Surveillance is harder when the counterpart markets operate on different rules and timeframes. Crypto venues are global and often lack the trade reporting and centralized controls exchanges rely on. Nasdaq will have to explain how it will monitor cross‑market activity, share information with other venues and escalate suspicious patterns quickly enough to stop harm.
Operationally, the exchange must ensure its systems can handle extended runs without interruption. That includes matching engines, risk‑management throttles, order‑type behavior outside standard hours, and the infrastructure for clearing and settlement. Clearing houses may set different margin requirements for extended‑hour trades to cover overnight risk. Firms will want clarity on how trade date, settlement cycles and corporate actions are handled when trading spans multiple calendar days.
Finally, regulators will consider fairness. If extended hours benefit large, well‑connected market makers and institutional arbitrage desks more than ordinary investors, the argument for change will be weaker. Expect the review to test whether Nasdaq’s proposals meaningfully reduce harm and not just shift it to less sophisticated participants.
Practical steps investors should take if 23‑hour trading arrives
If Nasdaq clears the change, investors will face a new trade environment. Here are straightforward steps traders and buy‑and‑hold investors should consider.
First, rethink order types. Market orders at night are riskier because thin books and wide spreads can produce bad fills. Limit orders give control over execution price, and stop‑limits reduce the chance of being filled at an extreme price. Investors who need guaranteed execution should be ready to trade during the thickest liquidity windows.

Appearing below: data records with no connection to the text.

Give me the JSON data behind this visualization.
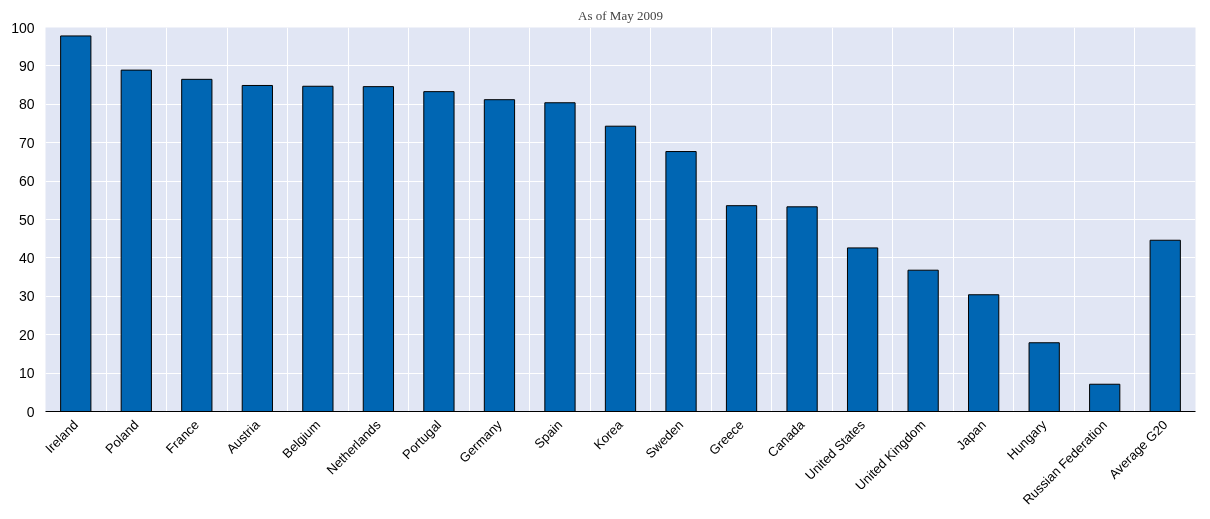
{
  "chart_data": {
    "type": "bar",
    "title": "As of May 2009",
    "categories": [
      "Ireland",
      "Poland",
      "France",
      "Austria",
      "Belgium",
      "Netherlands",
      "Portugal",
      "Germany",
      "Spain",
      "Korea",
      "Sweden",
      "Greece",
      "Canada",
      "United States",
      "United Kingdom",
      "Japan",
      "Hungary",
      "Russian Federation",
      "Average G20"
    ],
    "values": [
      97.8,
      88.9,
      86.5,
      84.9,
      84.7,
      84.6,
      83.3,
      81.2,
      80.4,
      74.3,
      67.7,
      53.6,
      53.3,
      42.6,
      36.8,
      30.4,
      17.9,
      7.1,
      44.6
    ],
    "color": "#0066b3",
    "ylim": [
      0,
      100
    ],
    "yticks": [
      0,
      10,
      20,
      30,
      40,
      50,
      60,
      70,
      80,
      90,
      100
    ],
    "grid": true
  }
}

Second, watch liquidity, not just price. Look at quoted size and recent trade prints before sending large orders. For less liquid securities, split large trades into smaller pieces or use algorithms that work across the day to avoid moving the market.

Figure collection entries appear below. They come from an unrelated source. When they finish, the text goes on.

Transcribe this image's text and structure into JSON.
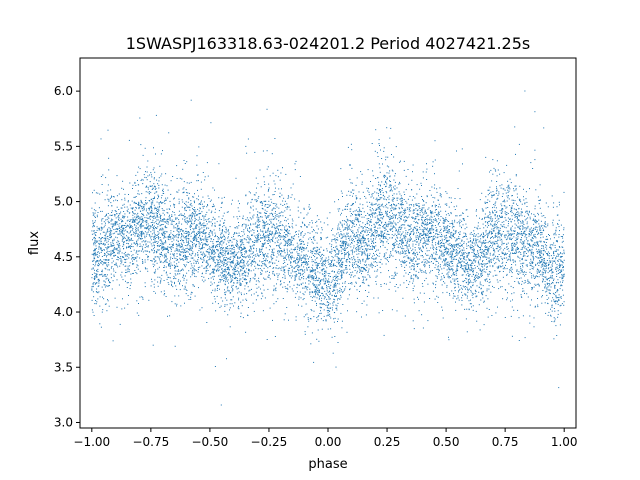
{
  "chart_data": {
    "type": "scatter",
    "title": "1SWASPJ163318.63-024201.2 Period 4027421.25s",
    "xlabel": "phase",
    "ylabel": "flux",
    "xlim": [
      -1.05,
      1.05
    ],
    "ylim": [
      2.95,
      6.3
    ],
    "x_ticks": [
      -1.0,
      -0.75,
      -0.5,
      -0.25,
      0.0,
      0.25,
      0.5,
      0.75,
      1.0
    ],
    "x_tick_labels": [
      "−1.00",
      "−0.75",
      "−0.50",
      "−0.25",
      "0.00",
      "0.25",
      "0.50",
      "0.75",
      "1.00"
    ],
    "y_ticks": [
      3.0,
      3.5,
      4.0,
      4.5,
      5.0,
      5.5,
      6.0
    ],
    "y_tick_labels": [
      "3.0",
      "3.5",
      "4.0",
      "4.5",
      "5.0",
      "5.5",
      "6.0"
    ],
    "grid": false,
    "legend": "none",
    "marker_color": "#1f77b4",
    "series": [
      {
        "phase_bins": [
          -1.0,
          -0.95,
          -0.9,
          -0.85,
          -0.8,
          -0.75,
          -0.7,
          -0.65,
          -0.6,
          -0.55,
          -0.5,
          -0.45,
          -0.4,
          -0.35,
          -0.3,
          -0.25,
          -0.2,
          -0.15,
          -0.1,
          -0.05,
          0.0,
          0.05,
          0.1,
          0.15,
          0.2,
          0.25,
          0.3,
          0.35,
          0.4,
          0.45,
          0.5,
          0.55,
          0.6,
          0.65,
          0.7,
          0.75,
          0.8,
          0.85,
          0.9,
          0.95,
          1.0
        ],
        "flux_center": [
          4.48,
          4.55,
          4.72,
          4.65,
          4.75,
          4.85,
          4.7,
          4.6,
          4.68,
          4.72,
          4.6,
          4.5,
          4.42,
          4.5,
          4.65,
          4.75,
          4.65,
          4.52,
          4.5,
          4.35,
          4.25,
          4.45,
          4.75,
          4.6,
          4.78,
          4.88,
          4.75,
          4.62,
          4.7,
          4.7,
          4.6,
          4.5,
          4.42,
          4.55,
          4.72,
          4.75,
          4.65,
          4.6,
          4.55,
          4.35,
          4.45
        ],
        "flux_spread": [
          0.22,
          0.25,
          0.22,
          0.22,
          0.25,
          0.28,
          0.25,
          0.22,
          0.25,
          0.25,
          0.22,
          0.2,
          0.2,
          0.22,
          0.24,
          0.26,
          0.25,
          0.22,
          0.22,
          0.22,
          0.22,
          0.24,
          0.25,
          0.22,
          0.26,
          0.28,
          0.25,
          0.22,
          0.24,
          0.24,
          0.22,
          0.2,
          0.2,
          0.22,
          0.25,
          0.26,
          0.25,
          0.22,
          0.22,
          0.24,
          0.22
        ],
        "point_count": 9000
      }
    ]
  }
}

Third, expect different margin behavior. Brokers and clearing firms may raise margin requirements for overnight exposure. That will make leveraged positions more expensive and could force forced liquidations if accounts aren’t topped up. Investors using margin should budget for that possibility.
Fourth, adjust risk controls. Automated stops, position limits and time‑based rules can help prevent a small overnight event from creating outsized losses. If you are a long‑term investor, remember that the value of a slow, patient strategy doesn’t change just because trading hours expand — but your temptation to react will rise if prices float more overnight.
Fifth, consider tax and administrative consequences. Trade timing affects record‑keeping and reporting. Brokerage statements and year‑end summaries may change format as firms adapt to extended trade windows. While the tax day generally follows the trade date, investors should note that settlement timing and wash‑sale rules could become more awkward when trades happen across a single company’s extended session.
In short, a 23‑hour Nasdaq would bring merits and risks. It could tighten the tie between crypto markets and U.S. securities, help institutional traders and boost fees for the exchange and market makers. But it will also create patchy liquidity, pose surveillance headaches and raise real execution risks for everyday investors. The change is not a simple upgrade to convenience — it reshapes the plumbing of price discovery. For investors, the right response is not to jump in or stay out automatically, but to adjust how you trade: use limit orders, watch liquidity, and accept that overnight price moves can be both faster and costlier than before.